I was more concerned, or perhaps concerned isn't the right word, pissed off that part of my childhood memories had been hijacked for the purpose making a political comment. At least the BBC, to give them some credit in this mess, did allow the full version of 'I'm In Love With Margaret Thatcher' to be played on the chart show - and whilst I'm not generally in the business of personal insults I think that anything that gets the former M.P for Corby overheated must be a good thing.
Away from the little people, the flying monkeys and the bald guy behind the green curtain there was some serious questions over censorship to be asked and in one of the those strange moments of synchronicity Radio Four happened to broadcast (four hours before Mrs Thatcher's death was announced) the first of two parts investigating news broadcasting in the U.K. The most alarming statement in the programme I listened to was the admission by the head of ITN that stories which are 'off the record' no matter how important they are won't get broadcast if the person responsible for 'the leak' refuses to acknowledge the story.
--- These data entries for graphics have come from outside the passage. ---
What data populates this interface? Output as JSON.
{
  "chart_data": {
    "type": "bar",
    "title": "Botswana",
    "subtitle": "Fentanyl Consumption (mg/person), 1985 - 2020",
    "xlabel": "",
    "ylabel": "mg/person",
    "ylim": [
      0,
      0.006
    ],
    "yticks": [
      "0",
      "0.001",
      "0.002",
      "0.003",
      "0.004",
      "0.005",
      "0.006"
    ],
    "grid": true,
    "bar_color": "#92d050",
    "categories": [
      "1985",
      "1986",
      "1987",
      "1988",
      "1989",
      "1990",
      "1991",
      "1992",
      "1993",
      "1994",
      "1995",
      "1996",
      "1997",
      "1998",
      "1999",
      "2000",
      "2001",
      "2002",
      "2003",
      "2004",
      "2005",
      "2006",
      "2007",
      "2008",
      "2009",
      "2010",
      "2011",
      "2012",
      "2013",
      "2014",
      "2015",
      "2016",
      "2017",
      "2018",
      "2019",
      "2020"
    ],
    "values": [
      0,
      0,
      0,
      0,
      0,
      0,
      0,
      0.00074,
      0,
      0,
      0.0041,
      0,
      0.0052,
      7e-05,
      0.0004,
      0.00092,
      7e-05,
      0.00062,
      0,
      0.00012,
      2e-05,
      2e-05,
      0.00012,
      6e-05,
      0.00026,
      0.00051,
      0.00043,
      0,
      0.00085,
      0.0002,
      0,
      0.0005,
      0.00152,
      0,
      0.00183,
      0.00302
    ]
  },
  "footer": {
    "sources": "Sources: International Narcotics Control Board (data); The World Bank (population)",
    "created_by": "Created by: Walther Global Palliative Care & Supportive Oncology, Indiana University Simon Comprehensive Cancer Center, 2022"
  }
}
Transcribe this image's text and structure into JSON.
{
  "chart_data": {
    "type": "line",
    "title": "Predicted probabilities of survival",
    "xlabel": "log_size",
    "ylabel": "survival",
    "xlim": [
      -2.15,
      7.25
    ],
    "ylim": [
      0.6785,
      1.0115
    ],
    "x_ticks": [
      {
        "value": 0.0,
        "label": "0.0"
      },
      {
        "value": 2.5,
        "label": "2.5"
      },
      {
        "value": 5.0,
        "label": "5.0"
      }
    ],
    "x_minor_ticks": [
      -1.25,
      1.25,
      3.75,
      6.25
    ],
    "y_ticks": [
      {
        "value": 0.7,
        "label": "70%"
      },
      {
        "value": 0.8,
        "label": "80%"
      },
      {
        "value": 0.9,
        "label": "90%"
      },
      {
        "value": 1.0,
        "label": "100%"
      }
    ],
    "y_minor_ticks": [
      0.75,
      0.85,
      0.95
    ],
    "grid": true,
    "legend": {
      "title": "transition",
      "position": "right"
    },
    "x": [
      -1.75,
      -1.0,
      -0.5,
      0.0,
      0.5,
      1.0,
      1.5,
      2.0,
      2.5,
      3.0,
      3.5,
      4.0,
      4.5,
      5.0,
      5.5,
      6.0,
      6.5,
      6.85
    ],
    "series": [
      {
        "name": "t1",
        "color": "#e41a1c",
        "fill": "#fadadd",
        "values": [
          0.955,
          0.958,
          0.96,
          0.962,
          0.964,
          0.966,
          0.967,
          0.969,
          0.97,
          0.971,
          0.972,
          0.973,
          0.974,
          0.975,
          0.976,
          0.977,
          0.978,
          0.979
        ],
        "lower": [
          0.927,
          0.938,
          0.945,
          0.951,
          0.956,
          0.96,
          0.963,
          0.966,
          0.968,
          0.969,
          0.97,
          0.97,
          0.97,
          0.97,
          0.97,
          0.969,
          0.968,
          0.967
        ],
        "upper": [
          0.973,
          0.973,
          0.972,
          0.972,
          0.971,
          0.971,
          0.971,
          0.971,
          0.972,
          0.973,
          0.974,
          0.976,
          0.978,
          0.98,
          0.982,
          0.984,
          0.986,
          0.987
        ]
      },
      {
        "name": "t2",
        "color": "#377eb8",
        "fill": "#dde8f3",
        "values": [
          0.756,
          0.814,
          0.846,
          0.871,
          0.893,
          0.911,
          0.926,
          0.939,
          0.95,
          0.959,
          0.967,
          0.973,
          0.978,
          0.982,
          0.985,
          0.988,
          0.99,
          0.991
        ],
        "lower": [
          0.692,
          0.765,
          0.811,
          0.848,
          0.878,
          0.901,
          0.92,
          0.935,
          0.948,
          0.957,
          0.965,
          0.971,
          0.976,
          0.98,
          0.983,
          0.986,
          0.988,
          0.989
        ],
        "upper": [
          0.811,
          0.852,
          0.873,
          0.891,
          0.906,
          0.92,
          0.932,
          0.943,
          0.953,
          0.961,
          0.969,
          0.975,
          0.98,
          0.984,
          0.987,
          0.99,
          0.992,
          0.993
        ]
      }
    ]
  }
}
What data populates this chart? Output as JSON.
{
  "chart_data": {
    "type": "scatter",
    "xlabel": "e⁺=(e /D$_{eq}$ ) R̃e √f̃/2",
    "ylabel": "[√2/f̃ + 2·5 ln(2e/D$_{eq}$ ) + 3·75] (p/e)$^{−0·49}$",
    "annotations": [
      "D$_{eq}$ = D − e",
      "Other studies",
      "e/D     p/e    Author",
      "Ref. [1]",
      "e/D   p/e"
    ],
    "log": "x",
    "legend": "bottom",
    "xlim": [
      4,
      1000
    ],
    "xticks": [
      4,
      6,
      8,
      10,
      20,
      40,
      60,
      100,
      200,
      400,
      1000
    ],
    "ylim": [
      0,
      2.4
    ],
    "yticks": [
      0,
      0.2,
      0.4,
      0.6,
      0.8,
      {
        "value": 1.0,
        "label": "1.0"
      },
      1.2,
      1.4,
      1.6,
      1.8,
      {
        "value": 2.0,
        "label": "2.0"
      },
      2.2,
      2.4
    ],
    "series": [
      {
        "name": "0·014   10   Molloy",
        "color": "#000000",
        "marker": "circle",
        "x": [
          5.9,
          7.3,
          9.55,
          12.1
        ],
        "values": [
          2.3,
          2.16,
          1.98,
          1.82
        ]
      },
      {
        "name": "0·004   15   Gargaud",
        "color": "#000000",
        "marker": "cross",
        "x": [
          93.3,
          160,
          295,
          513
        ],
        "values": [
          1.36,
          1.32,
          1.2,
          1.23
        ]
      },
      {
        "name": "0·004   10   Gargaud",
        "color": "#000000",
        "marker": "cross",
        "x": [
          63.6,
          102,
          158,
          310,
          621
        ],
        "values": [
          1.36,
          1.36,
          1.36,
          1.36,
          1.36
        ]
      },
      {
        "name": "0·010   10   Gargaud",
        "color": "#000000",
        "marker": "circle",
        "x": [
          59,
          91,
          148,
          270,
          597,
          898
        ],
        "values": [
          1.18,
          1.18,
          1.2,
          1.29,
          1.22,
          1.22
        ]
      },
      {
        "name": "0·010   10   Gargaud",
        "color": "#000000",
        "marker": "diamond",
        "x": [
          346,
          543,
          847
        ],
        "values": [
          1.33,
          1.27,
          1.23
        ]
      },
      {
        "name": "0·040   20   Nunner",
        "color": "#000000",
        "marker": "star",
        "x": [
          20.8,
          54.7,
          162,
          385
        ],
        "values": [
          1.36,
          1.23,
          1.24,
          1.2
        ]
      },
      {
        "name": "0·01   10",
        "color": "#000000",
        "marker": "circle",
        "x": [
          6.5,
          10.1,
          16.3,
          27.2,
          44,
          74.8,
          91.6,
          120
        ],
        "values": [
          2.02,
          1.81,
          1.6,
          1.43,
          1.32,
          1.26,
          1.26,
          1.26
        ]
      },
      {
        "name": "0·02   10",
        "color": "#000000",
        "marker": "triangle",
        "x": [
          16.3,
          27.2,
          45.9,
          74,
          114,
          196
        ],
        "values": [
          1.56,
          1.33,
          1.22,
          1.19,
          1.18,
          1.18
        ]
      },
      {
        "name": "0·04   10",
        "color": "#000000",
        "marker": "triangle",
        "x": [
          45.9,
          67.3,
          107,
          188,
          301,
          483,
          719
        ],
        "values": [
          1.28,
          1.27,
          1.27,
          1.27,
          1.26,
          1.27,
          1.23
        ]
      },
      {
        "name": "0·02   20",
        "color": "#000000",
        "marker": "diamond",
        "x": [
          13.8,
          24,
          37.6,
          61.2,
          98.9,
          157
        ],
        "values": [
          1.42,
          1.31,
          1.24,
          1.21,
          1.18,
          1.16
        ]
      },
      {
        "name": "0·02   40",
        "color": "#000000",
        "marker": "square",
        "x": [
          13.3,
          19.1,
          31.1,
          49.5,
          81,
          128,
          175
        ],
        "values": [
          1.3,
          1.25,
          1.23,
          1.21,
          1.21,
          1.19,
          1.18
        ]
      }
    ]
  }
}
It's straight out of Yes Minister of course, the denial of rumour, or even House of Cards and the 'I couldn't possibly comment' line uttered by Francis Urquhart in House of Cards.
There's obviously concern out there about political bias among our media, I notice on some sites that Sky are now being criticised for adopting a similar approach to the BBC when it comes to interviewing members of the current cabinet, but Government censorship before the story gets 'out there' is something all together more sinister, particularly as we don't seem to be talking about matters of national security here.I suppose the one consolation is that given the 24/7 media driven world we seem to be living in anything that is worth knowing or indeed noting will surface somewhere, either on sites like Guido's or through some other, less obvious methods.